Scotland politics

Kenny MacAskill denies Megrahi Lockerbie release deal

Scottish Justice Secretary Kenny MacAskill has denied claims he or the SNP government were involved in a deal over the Lockerbie bomber's release.

A new book claimed ministers urged Abdelbasset al-Megrahi to drop his appeal against conviction in exchange for compassionate release.

But Mr MacAskill told the Scottish Parliament: "These claims are wrong".

Megrahi, who is terminally ill with cancer, was released from prison in Scotland in 2009 by Mr MacAskill.

Labour, the Tories and Lib Dems said there were still unanswered questions on the case, including a decision by the justice secretary to visit Megrahi in prison and details of the medical advice given to the government on the convicted bomber's health before his release.

The Libyan is the only person convicted of the bombing of Pan Am flight 103 in December 1988.

Shortly before being freed, the Libyan dropped his second appeal against conviction.

Mr MacAskill also told MSPs he had again written to UK Justice Secretary Kenneth Clarke for assistance in overcoming data protection laws to aid publication of a secret report into an appeal against the conviction.

And, on the issue of any future appeal, Mr MacAskill said it was not an issue for him, but added: "That is a matter I would be entirely comfortable with."

The claim of a possible deal was made in the newly-published biography, "Megrahi: You Are My Jury", by writer, researcher and TV producer John Ashton - a former member of Megrahi's legal team.

In the book, Megrahi claimed he was told it would be easier for him to get early release from prison if he dropped the appeal.

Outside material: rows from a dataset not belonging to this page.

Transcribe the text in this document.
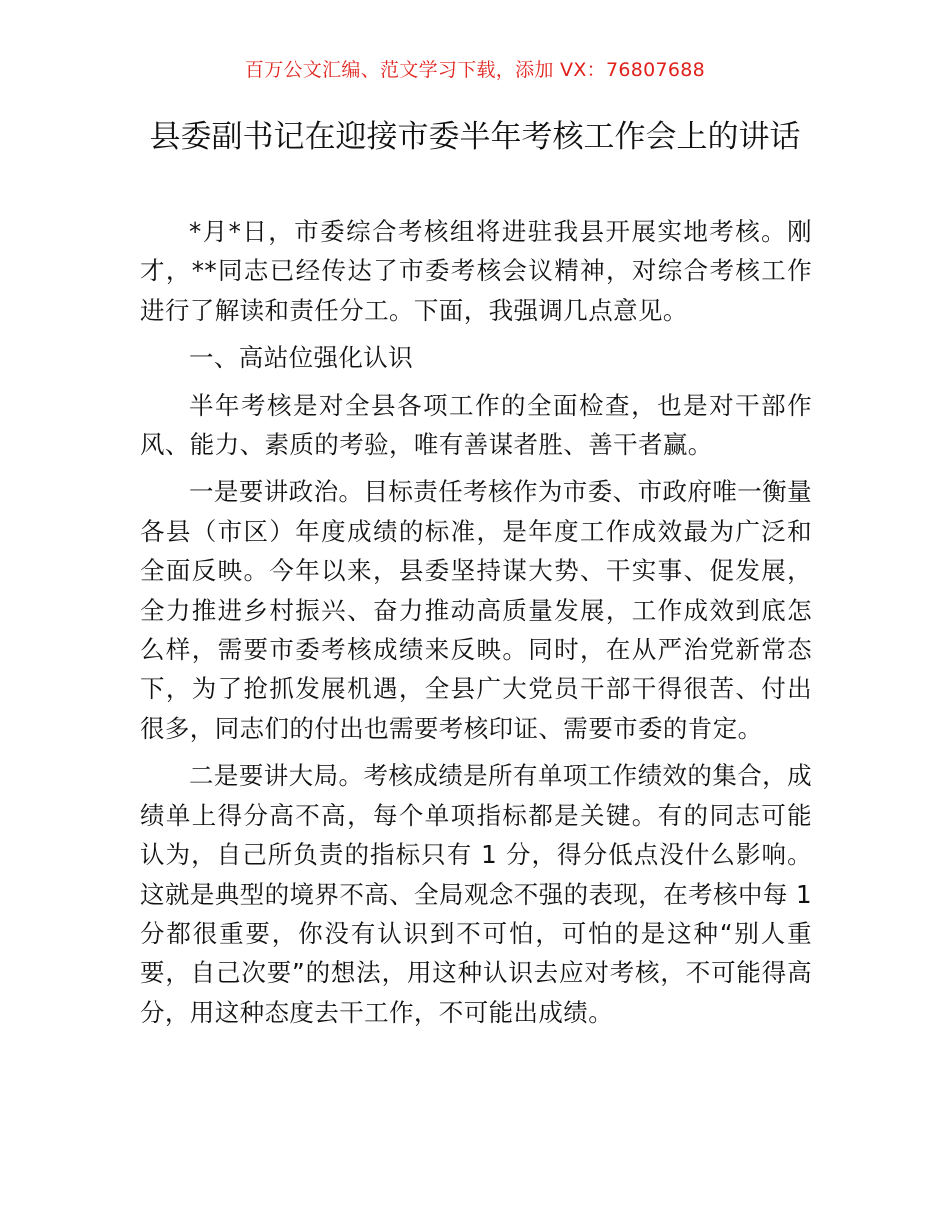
百万公文汇编、范文学习下载，添加 VX：76807688
县委副书记在迎接市委半年考核工作会上的讲话

*月*日，市委综合考核组将进驻我县开展实地考核。刚才，**同志已经传达了市委考核会议精神，对综合考核工作进行了解读和责任分工。下面，我强调几点意见。

一、高站位强化认识

半年考核是对全县各项工作的全面检查，也是对干部作风、能力、素质的考验，唯有善谋者胜、善干者赢。

一是要讲政治。目标责任考核作为市委、市政府唯一衡量各县（市区）年度成绩的标准，是年度工作成效最为广泛和全面反映。今年以来，县委坚持谋大势、干实事、促发展，全力推进乡村振兴、奋力推动高质量发展，工作成效到底怎么样，需要市委考核成绩来反映。同时，在从严治党新常态下，为了抢抓发展机遇，全县广大党员干部干得很苦、付出很多，同志们的付出也需要考核印证、需要市委的肯定。

二是要讲大局。考核成绩是所有单项工作绩效的集合，成绩单上得分高不高，每个单项指标都是关键。有的同志可能认为，自己所负责的指标只有 1 分，得分低点没什么影响。这就是典型的境界不高、全局观念不强的表现，在考核中每 1 分都很重要，你没有认识到不可怕，可怕的是这种“别人重要，自己次要”的想法，用这种认识去应对考核，不可能得高分，用这种态度去干工作，不可能出成绩。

Image caption The Scottish government has categorically denied any involvement in Megrahi dropping his appeal

He said he was told the suggestion came in a private meeting between a Libyan official, Abdulati al-Obedi, and Mr MacAskill.

The justice secretary said the decision to drop the appeal was one for Megrahi and his legal team.

He said: "Minutes of meetings relating to Mr Megrahi were made at the time and have, except where permission was not given by other governments, been published.

"A minute of my meeting with Libyan representatives is one of them. Unlike the claims of recent days, these minutes are not hearsay, but an accurate record made at the time.

"This minute has been in the public domain since September 2009. It is quite clear and refutes the assertions made."

Mr MacAskill said Scottish government officials were present at his meeting with Mr Obeidi, adding: "At no time did I or any other member of the Scottish government suggest to Mr Obeidi, to anyone connected with the Libyan government, or indeed to Mr Megrahi himself, that abandoning his appeal against conviction would in any way aid or affect his application for compassionate release."

Mr MacAskill's appeal to the UK government came as the Scottish government continued moves to see publication of a report previously sent to the appeal court on the case by the Scottish Criminal Cases Review Commission (SCCRC), which investigates possible miscarriages of justice.

It has never been released, because Megrahi's appeal was dropped, and SNP ministers have asked the Westminster government for an exemption in UK data protection laws under plans to see it put into the public domain.